May Festival at S’Horta Majorca
Located on the south eastern side of the island (about 15 mins drive from Cala D’or) S’Horta (pronounced ‘SORTA’) has its village festival the last week in May. One of the highlights is the fair, which happens on the Sunday of the festival around 23rd of May.
This small inland village, which normally people just pass through on the way to Cala D’or or Porto Colom, sees its main road closed and the stall holders and exhibitions moving in. There is a stage set up in the square where night time activities of a musical nature take place. Stalls of every description offer their wares and you can also sample the delights of a Majorcan snack such as churos (long star shaped sticks of doughnut type pastry, served in a bag and sprinkled with sugar) or Empanadas Carne (meat pies), as well as the usual hot dogs and hamburgers. There are also many tempting cakes are on offer. The bars are always open for a coffee, beer or soft drink, but you may find that it’s ‘standing room only’.
There are basket stalls, pottery stalls, toy stalls and even stalls selling tools. It is usual for musicians to wander about the fair playing the traditional Majorcan pipes and drums – the pipes look somewhat similar to bagpipes but sound very different.

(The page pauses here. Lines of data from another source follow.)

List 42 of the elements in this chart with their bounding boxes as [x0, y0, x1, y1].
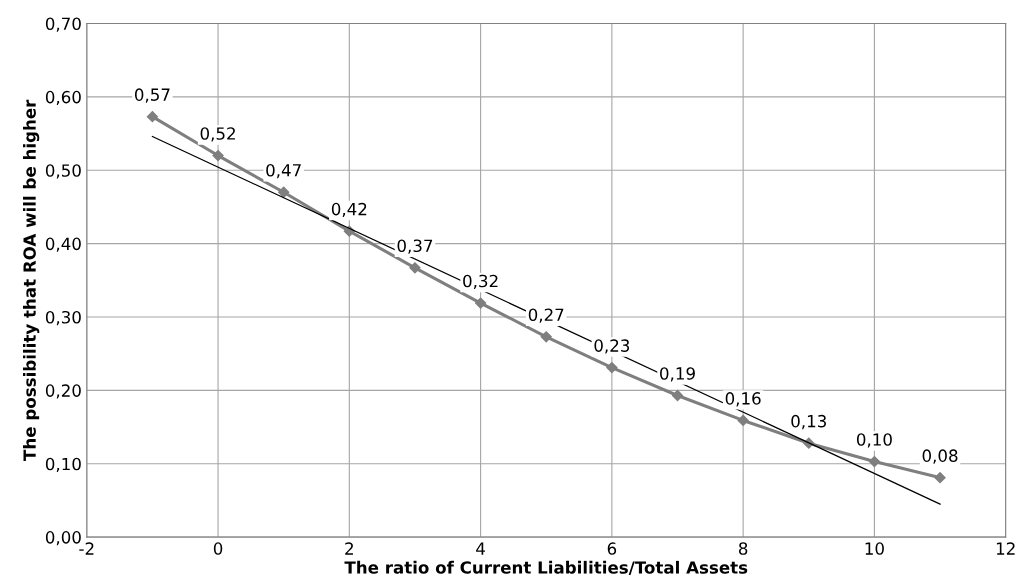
y-tick-label: 0,70 [45, 17, 81, 32]
x-tick-label: 10 [865, 542, 884, 555]
data-label: 0,13 [791, 414, 826, 430]
y-tick-label: 0,00 [45, 531, 81, 546]
point [868, 455, 881, 468]
x-tick-label: 0 [213, 542, 223, 555]
x-tick-label: 2 [345, 542, 353, 555]
point [474, 297, 487, 309]
data-label: 0,32 [463, 274, 498, 290]
data-label: 0,52 [200, 127, 235, 142]
data-label: 0,57 [134, 88, 170, 103]
x-tick-label: -2 [79, 542, 94, 555]
data-label: 0,08 [922, 449, 958, 464]
data-label: 0,10 [856, 433, 892, 448]
data-label: 0,23 [594, 339, 630, 354]
point [934, 472, 946, 484]
point [409, 262, 421, 274]
y-tick-label: 0,30 [45, 310, 81, 326]
point [737, 414, 749, 427]
y-tick-label: 0,60 [45, 90, 81, 106]
x-axis-title: The ratio of Current Liabilities/Total Assets [344, 560, 748, 576]
data-label: 0,47 [266, 163, 301, 179]
y-axis-title: The possibility that ROA will be higher [23, 99, 40, 461]
point [540, 331, 552, 343]
point [212, 149, 224, 162]
point [278, 186, 290, 198]
data-label: 0,37 [397, 239, 433, 254]
y-tick-label: 0,50 [45, 164, 81, 179]
x-tick-label: 12 [996, 542, 1015, 555]
data-label: 0,27 [528, 308, 564, 323]
point [146, 111, 159, 123]
x-tick-label: 6 [607, 542, 617, 555]
point [606, 362, 618, 374]
y-tick-label: 0,40 [45, 237, 81, 252]
data-label: 0,42 [331, 202, 367, 218]
point [671, 389, 684, 402]
y-tick-label: 0,10 [45, 457, 81, 472]
data-label: 0,19 [660, 367, 695, 382]
y-tick-label: 0,20 [45, 384, 81, 399]
data-label: 0,16 [725, 392, 761, 407]
x-tick-label: 8 [738, 542, 748, 555]
x-tick-label: 4 [476, 542, 485, 555]
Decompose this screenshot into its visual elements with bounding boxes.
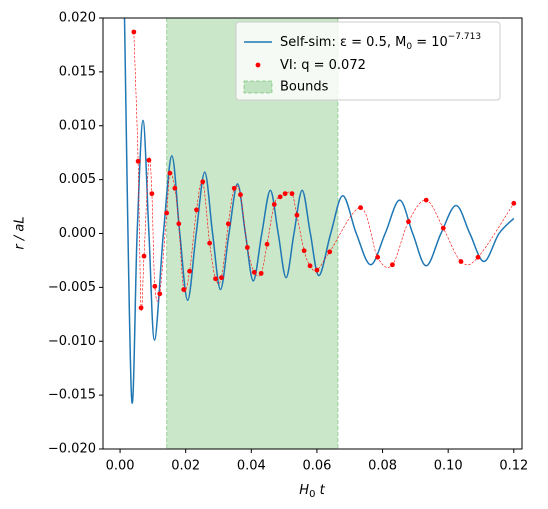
x-tick-label: 0.02 [171, 459, 200, 474]
vi-point [307, 263, 313, 269]
y-tick-label: 0.015 [59, 64, 96, 79]
vi-point [423, 197, 429, 203]
vi-point [294, 212, 300, 218]
x-tick-label: 0.12 [499, 459, 528, 474]
legend-label-main: VI: q = 0.072 [280, 58, 366, 73]
y-tick-label: 0.000 [59, 226, 96, 241]
legend: Self-sim: ε = 0.5, M0 = 10−7.713 VI: q = … [235, 21, 501, 101]
x-tick-label: 0.10 [434, 459, 463, 474]
legend-box [235, 21, 501, 101]
legend-label: VI: q = 0.072 [280, 58, 366, 73]
x-label-tail: t [315, 483, 325, 498]
vi-point [475, 254, 481, 260]
vi-point [389, 262, 395, 268]
vi-point [440, 225, 446, 231]
x-label-sub: 0 [309, 489, 315, 500]
vi-point [149, 191, 155, 197]
legend-label-sup: −7.713 [448, 32, 481, 42]
y-tick-label: −0.020 [48, 442, 96, 457]
vi-point [458, 259, 464, 264]
vi-point [172, 185, 178, 191]
self-sim-line [123, 18, 515, 404]
vi-point [157, 291, 163, 297]
vi-point [258, 270, 264, 276]
vi-point [289, 191, 295, 197]
vi-point [152, 283, 158, 289]
x-tick-label: 0.00 [106, 459, 135, 474]
vi-point [375, 254, 381, 260]
y-axis-label: r / aL [13, 216, 28, 249]
vi-point [406, 219, 411, 225]
vi-point [511, 200, 517, 206]
legend-dot [255, 62, 261, 68]
vi-point [138, 305, 144, 311]
vi-point [231, 185, 237, 191]
legend-label-main: Self-sim: ε = 0.5, M [280, 35, 406, 50]
legend-label: Self-sim: ε = 0.5, M0 = 10−7.713 [280, 32, 481, 52]
legend-label: Bounds [280, 80, 329, 95]
x-tick-label: 0.04 [237, 459, 266, 474]
y-tick-label: −0.010 [48, 334, 96, 349]
vi-point [187, 268, 193, 274]
y-tick-label: −0.005 [48, 280, 96, 295]
vi-point [277, 194, 283, 200]
legend-patch [243, 80, 273, 94]
x-tick-label: 0.08 [368, 459, 397, 474]
x-label-main: H [299, 483, 309, 498]
vi-point [181, 287, 187, 292]
vi-point [164, 210, 170, 216]
vi-point [213, 276, 218, 282]
legend-label-sub: 0 [406, 42, 412, 52]
vi-point [225, 221, 231, 227]
vi-point [314, 267, 320, 273]
vi-point [327, 249, 333, 255]
vi-point [238, 192, 243, 198]
y-tick-label: 0.005 [59, 172, 96, 187]
x-axis-label: H0 t [299, 483, 325, 501]
legend-label-tail: = 10 [412, 35, 448, 50]
x-tick-label: 0.06 [302, 459, 331, 474]
vi-point [194, 207, 199, 213]
vi-point [146, 157, 152, 163]
vi-point [282, 191, 288, 197]
vi-point [131, 29, 137, 35]
vi-point [207, 240, 213, 246]
vi-point [176, 221, 182, 227]
vi-point [167, 170, 173, 176]
vi-point [244, 245, 250, 250]
vi-point [251, 269, 257, 275]
vi-point [271, 202, 277, 207]
vi-point [219, 275, 224, 281]
y-tick-label: 0.020 [59, 11, 96, 26]
y-tick-label: −0.015 [48, 388, 96, 403]
vi-point [358, 205, 363, 211]
y-tick-label: 0.010 [59, 118, 96, 133]
vi-point [135, 158, 141, 164]
vi-point [200, 179, 206, 185]
vi-point [264, 241, 270, 247]
vi-point [301, 248, 307, 254]
vi-point [141, 253, 147, 259]
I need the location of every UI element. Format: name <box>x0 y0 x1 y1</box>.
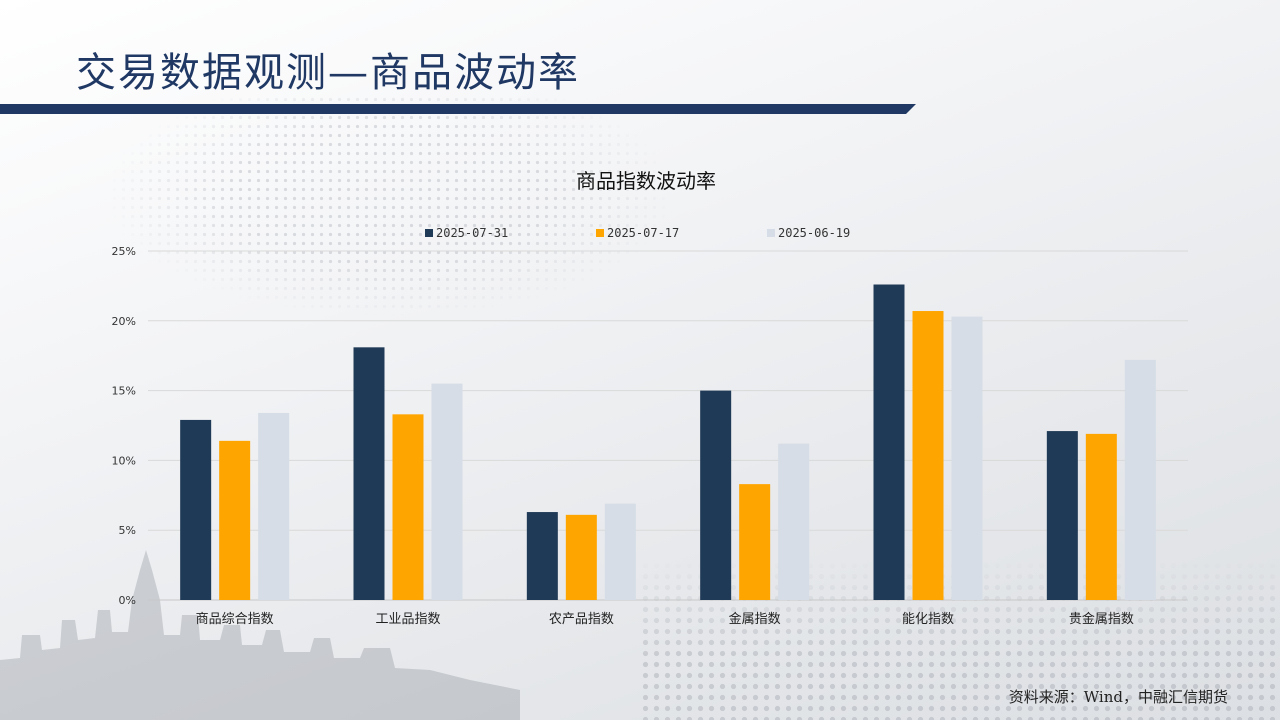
bars <box>180 284 1156 600</box>
legend-label: 2025-07-31 <box>436 226 508 240</box>
gridlines <box>148 250 1188 601</box>
x-tick-label: 能化指数 <box>902 612 954 627</box>
title-underline <box>0 104 916 114</box>
bar-2025-07-17 <box>1085 433 1117 600</box>
page-title: 交易数据观测—商品波动率 <box>76 50 580 96</box>
x-tick-label: 贵金属指数 <box>1069 611 1134 627</box>
x-axis: 商品综合指数 工业品指数 农产品指数 金属指数 能化指数 贵金属指数 <box>196 611 1134 627</box>
bar-2025-07-31 <box>526 512 558 600</box>
bar-2025-06-19 <box>258 412 290 600</box>
legend-swatch <box>425 229 433 237</box>
bar-2025-07-31 <box>353 347 385 600</box>
legend-swatch <box>596 229 604 237</box>
bar-2025-07-31 <box>1046 431 1078 600</box>
bar-2025-06-19 <box>1124 359 1156 600</box>
legend-label: 2025-07-17 <box>607 226 679 240</box>
bar-2025-07-17 <box>565 514 597 600</box>
bar-2025-07-17 <box>392 414 424 600</box>
background-world-map <box>110 95 670 315</box>
bar-2025-06-19 <box>431 383 463 600</box>
x-tick-label: 商品综合指数 <box>196 612 274 627</box>
y-tick-label: 25% <box>112 245 136 258</box>
legend-label: 2025-06-19 <box>778 226 850 240</box>
bar-2025-07-17 <box>739 484 771 600</box>
bar-2025-07-31 <box>873 284 905 600</box>
y-tick-label: 20% <box>112 315 136 328</box>
bar-2025-07-17 <box>912 311 944 600</box>
y-tick-label: 5% <box>119 524 136 537</box>
bar-2025-06-19 <box>778 443 810 600</box>
x-tick-label: 金属指数 <box>729 611 781 627</box>
bar-2025-06-19 <box>604 503 636 600</box>
y-axis: 0% 5% 10% 15% 20% 25% <box>112 245 136 607</box>
x-tick-label: 工业品指数 <box>375 612 440 627</box>
y-tick-label: 0% <box>119 594 136 607</box>
background-skyline <box>0 550 520 720</box>
bar-2025-07-31 <box>700 390 732 600</box>
bar-2025-07-31 <box>180 419 212 600</box>
bar-2025-06-19 <box>951 316 983 600</box>
source-note: 资料来源：Wind，中融汇信期货 <box>1008 688 1228 706</box>
chart-title: 商品指数波动率 <box>576 169 716 193</box>
bar-2025-07-17 <box>219 440 251 600</box>
y-tick-label: 10% <box>112 454 136 467</box>
x-tick-label: 农产品指数 <box>549 612 614 627</box>
legend-swatch <box>767 229 775 237</box>
legend: 2025-07-31 2025-07-17 2025-06-19 <box>425 226 850 240</box>
y-tick-label: 15% <box>112 385 136 398</box>
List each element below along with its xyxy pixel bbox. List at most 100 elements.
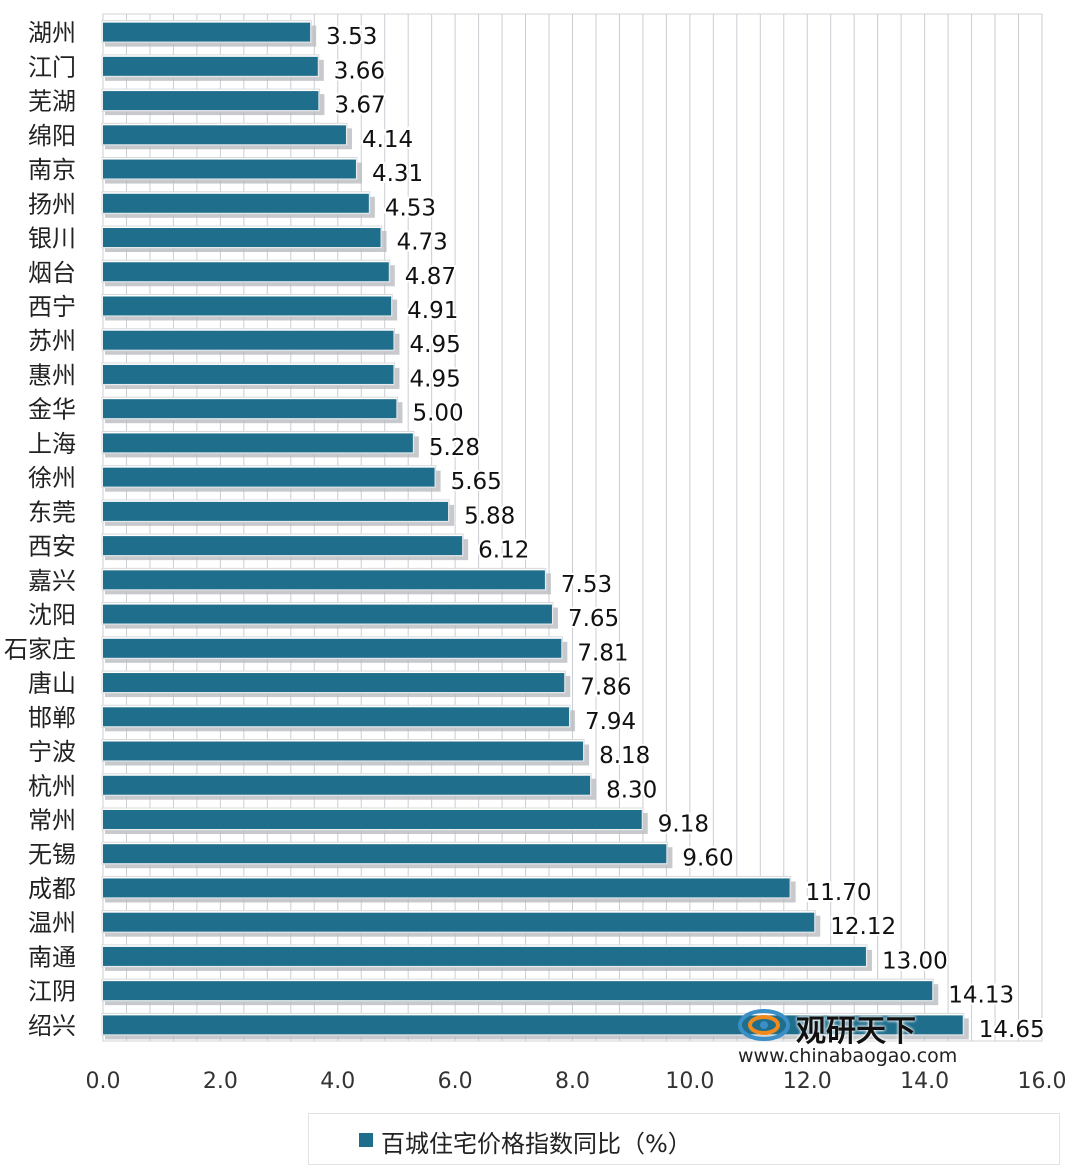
- legend-label: 百城住宅价格指数同比（%）: [381, 1130, 692, 1158]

For the mechanically minded, an exhibition of motor transport is located in amongst the stalls. This year the Seat 600 club displayed their many fine examples of this vehicle. The Seat 600 looks very like the Fiat 600 – the reason is quite simple, they are in fact one and the same Seat coming into possession of the jigs and machinery when Fiat replaced this model. The other notable vehicle display was the Mobilette moped exhibits. These auto cycles may look very familiar as they graced the roads of Britain in the 50’ and 60’s. As with the cars, the majority of these mopeds are still fully roadworthy and will have been driven to the fair. You can see the I.T.V. (the equivalent of our M.O.T.) stickers in the windscreens of the cars as testament to their condition, as well as the amount of ‘elbow grease’ evident on the bodywork.
Take the time also to wander down the side streets where the stalls continue, selling the likes of small versions of Spanish guitars (they really play too!) and antiques, woodcarving or clothes. As with any festival or parade etc., make sure you park well away from the venue and walk in. Don’t hurry and make sure you see everything before deciding on a purchase. Pots stalls prices seem particularly reasonable and you can pick up a great souvenir for a good price and, as long as it does not weigh too much, you should be able to get it back home in your suitcase!